In 1928, the Nationalist Republic established Central Guoshu Institute where Ma Yingtu (1898–1956) and Guo Changsheng, practitioner of the Yanshan and Nanpi lineages were martial arts coaches. The two soon became friends. After in-depth study and analysis, taking elements from the two lineages and combining them into one new style, while also adding skills from the 24 forms of Tongbeiquan. The two professors also incorporated weaponry into the style, including Feng Mo (Crazy Demon) Staff, Pigua Dao (Pigua broadsword), and Miao Dao forms, filling the void of lacking weaponry in the old lineages.

==Relationship with Bajiquan==
Piguaquan and Bajiquan are often taught as complementary martial arts, especially in Taiwan. In fact, there is a Chinese martial arts proverb that goes: "When pigua is added to baji, gods and demons will all be terrified. When baji is added to pigua, heroes will sigh knowing they are no match against it." (八極參劈掛，神鬼都害怕。劈掛參八極，英雄嘆莫及)

In mainland China, Piguaquan is still often practiced as a stand-alone art as well. Among some lineages of the art in mainland China, there had developed practice forms (taolu) and methods which are called "Baji-Pigua", which combine elements from both arts.

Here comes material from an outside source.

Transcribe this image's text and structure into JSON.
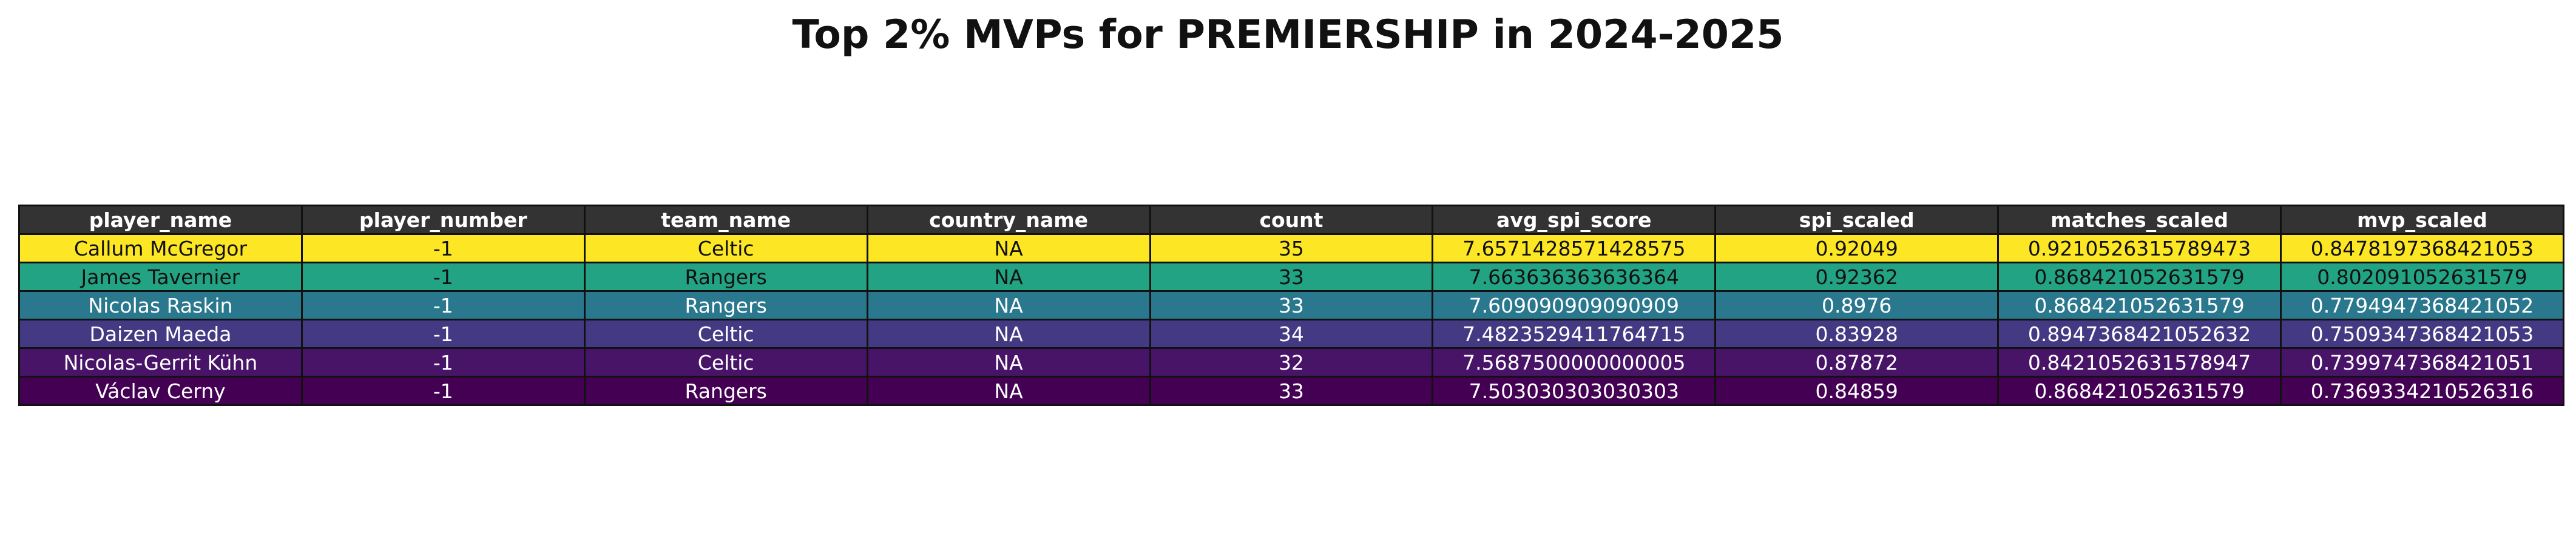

Historically, many famous teachers, such as Liu Yunqiao and Ma Fengtu have practiced and taught both arts. In the present day, this tradition continuous among various teachers, such as Su Yu-chang, Tony Yang, Adam Hsu (United States) and Zhou Jingxuan (mainland China).

==In popular culture==
Pigua Zhang is one of the styles used by the female character Ling Xiaoyu in the Tekken video game franchise, Helena Douglas in the Dead or Alive series, Scorpion in Mortal Kombat: Deadly Alliance, and Hotaru in Mortal Kombat: Deception and Mortal Kombat: Armageddon. Also is shown by Xiuying Hong from Shenmue, sometimes along with some moves from Bajiquan.

Pigua Zhang is one of the fighting styles of the character Hermit (Tanimoto Natsu) in the Japanese manga and anime series History's Strongest Disciple Kenichi along with Bajiquan.

The art has also been featured in the Japanese manga series Kenji.